Par Gérard Haas et Céline Rodier
A propos de CJUE, 1re ch., 10 juin 2021, Affaire C-65/20, VI c/ Krone-Verlag Gesellschaft mbH & Co KG
Le mois dernier, la Cour de justice de l’Union européenne (CJUE) s’est prononcée sur l’interprétation de l’article 2 de la directive 85/374/CEE relative à la responsabilité du fait des produits défectueux.
Alors que la protection des consommateurs a toujours constitué une préoccupation majeure de l’Union européenne, la Cour affirme qu’un journal contenant un conseil de santé inexact n’est pas un produit défectueux de nature à engager la responsabilité sans faute de la société éditrice de ce journal.
Les faits
En l’espèce, une ressortissante autrichienne suit les conseils, présents dans un journal, à propos de l’utilisation d’une plante destinée à soulager les douleurs rhumatismales. Or, cet article comportait une erreur car la durée d’application de la substance indiquée était de plusieurs heures au lieu de quelques minutes.
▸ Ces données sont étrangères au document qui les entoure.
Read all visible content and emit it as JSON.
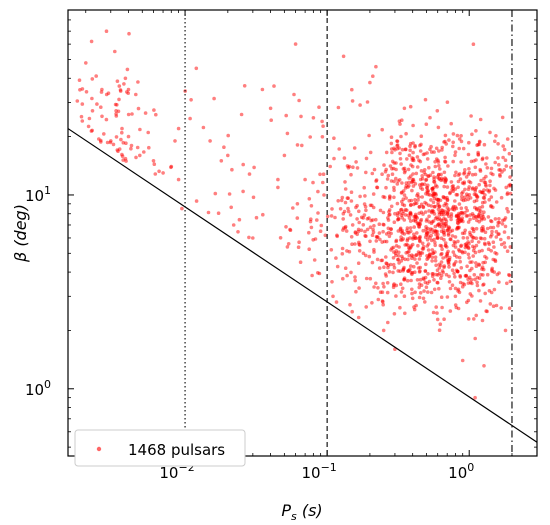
{
  "chart_data": {
    "type": "scatter",
    "xscale": "log",
    "yscale": "log",
    "xlim": [
      0.0015,
      3.0
    ],
    "ylim": [
      0.45,
      90
    ],
    "xlabel_main": "P",
    "xlabel_sub": "s",
    "xlabel_unit": " (s)",
    "ylabel_main": "β",
    "ylabel_unit": " (deg)",
    "xticks": [
      {
        "value": 0.01,
        "base": "10",
        "exp": "−2"
      },
      {
        "value": 0.1,
        "base": "10",
        "exp": "−1"
      },
      {
        "value": 1,
        "base": "10",
        "exp": "0"
      }
    ],
    "yticks": [
      {
        "value": 1,
        "base": "10",
        "exp": "0"
      },
      {
        "value": 10,
        "base": "10",
        "exp": "1"
      }
    ],
    "grid": false,
    "legend": {
      "placement": "lower-left",
      "label": "1468 pulsars"
    },
    "point_color": "#ff0000",
    "point_alpha": 0.5,
    "point_count": 1468,
    "boundary_line": {
      "points": [
        [
          0.0015,
          22
        ],
        [
          3.0,
          0.53
        ]
      ],
      "style": "solid"
    },
    "vlines": [
      {
        "x": 0.01,
        "style": "dotted"
      },
      {
        "x": 0.1,
        "style": "dashed"
      },
      {
        "x": 2.0,
        "style": "dashdot"
      }
    ],
    "sample_points": [
      [
        0.002,
        48
      ],
      [
        0.0022,
        62
      ],
      [
        0.0028,
        70
      ],
      [
        0.0032,
        55
      ],
      [
        0.0038,
        40
      ],
      [
        0.0045,
        33
      ],
      [
        0.0036,
        22
      ],
      [
        0.004,
        20
      ],
      [
        0.0042,
        18
      ],
      [
        0.0048,
        16
      ],
      [
        0.0055,
        21
      ],
      [
        0.006,
        15
      ],
      [
        0.007,
        13
      ],
      [
        0.008,
        14
      ],
      [
        0.009,
        12
      ],
      [
        0.003,
        19
      ],
      [
        0.0034,
        27
      ],
      [
        0.0026,
        35
      ],
      [
        0.009,
        22
      ],
      [
        0.0085,
        19
      ],
      [
        0.0095,
        8.5
      ],
      [
        0.012,
        45
      ],
      [
        0.015,
        19
      ],
      [
        0.018,
        15
      ],
      [
        0.02,
        16
      ],
      [
        0.022,
        7
      ],
      [
        0.025,
        26
      ],
      [
        0.03,
        6
      ],
      [
        0.035,
        35
      ],
      [
        0.04,
        28
      ],
      [
        0.045,
        12
      ],
      [
        0.05,
        16
      ],
      [
        0.06,
        60
      ],
      [
        0.065,
        4.5
      ],
      [
        0.07,
        12
      ],
      [
        0.08,
        25
      ],
      [
        0.09,
        6.5
      ],
      [
        0.095,
        10
      ],
      [
        0.11,
        3
      ],
      [
        0.13,
        8
      ],
      [
        0.15,
        2.5
      ],
      [
        0.18,
        5
      ],
      [
        0.2,
        38
      ],
      [
        0.22,
        3.5
      ],
      [
        0.25,
        2
      ],
      [
        0.3,
        1.6
      ],
      [
        0.35,
        28
      ],
      [
        0.4,
        14
      ],
      [
        0.5,
        9
      ],
      [
        0.6,
        7
      ],
      [
        0.7,
        5
      ],
      [
        0.8,
        3
      ],
      [
        1.0,
        11
      ],
      [
        1.2,
        6
      ],
      [
        1.5,
        4
      ],
      [
        1.8,
        2
      ],
      [
        0.3,
        8
      ],
      [
        0.45,
        18
      ],
      [
        0.9,
        1.4
      ],
      [
        1.1,
        0.9
      ]
    ]
  }
}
Par conséquent, cette lectrice introduit une demande de réparation de son préjudice corporel, résultant de l’observation du conseil de santé inexact, à l’encontre de la société éditrice du journal.
La question préjudicielle soumise à la CJUE
Suite au rejet de l’action de la requérante par les juridictions de première instance et d’appel, l’affaire est portée devant la Cour suprême d’Autriche.
Cependant, cette dernière sursoit à statuer et pose la question préjudicielle suivante à la CJUE : l’article 2 de la directive 85/374/CEE, lu à la lumière de l’article 1er et de l’article 6 de celle-ci, doit-il être interprété en ce sens que constitue un « produit défectueux » un exemplaire d’un journal imprimé qui contient un conseil de santé inexact dont le respect cause un dommage à la santé d’un lecteur ?
La solution de la CJUE
Par un arrêt rendu en date du 10 juin 2021 (affaire C-65/20), la CJUE répond à cette question inédite par la négative et énonce qu’un conseil de santé inexact, publié dans un journal imprimé, ne relève pas du champ d’application de la directive 85/374/CEE et n’est donc pas de nature à conférer un caractère défectueux à ce journal.
En effet, la Cour relève que selon l’article 2 de cette directive, le terme « produit » désigne tout meuble, même s’il est incorporé dans un autre meuble ou dans un immeuble. Or, les juges du Luxembourg rappellent qu’un conseil de santé constitue un service et qu’ « il résulte du libellé de cet article que les services ne sont pas susceptibles de relever du champ d’application de cette directive[1] ».
Néanmoins, la Cour se pose la question de savoir si un tel conseil « est susceptible, lorsqu’il est incorporé à un bien mobilier corporel, en l’occurrence, un journal imprimé, de conférer, en raison du fait qu’il s’est révélé inexact, un caractère défectueux au journal même[2] ». Pour répondre à cette question, la CJUE rappelle qu’au sens de la directive, le caractère défectueux d'un produit est déterminé par certains éléments intrinsèques au produit même. Or, le conseil inexact ne fait pas partie des éléments qui sont intrinsèques au journal imprimé, ce dernier n’étant que son support.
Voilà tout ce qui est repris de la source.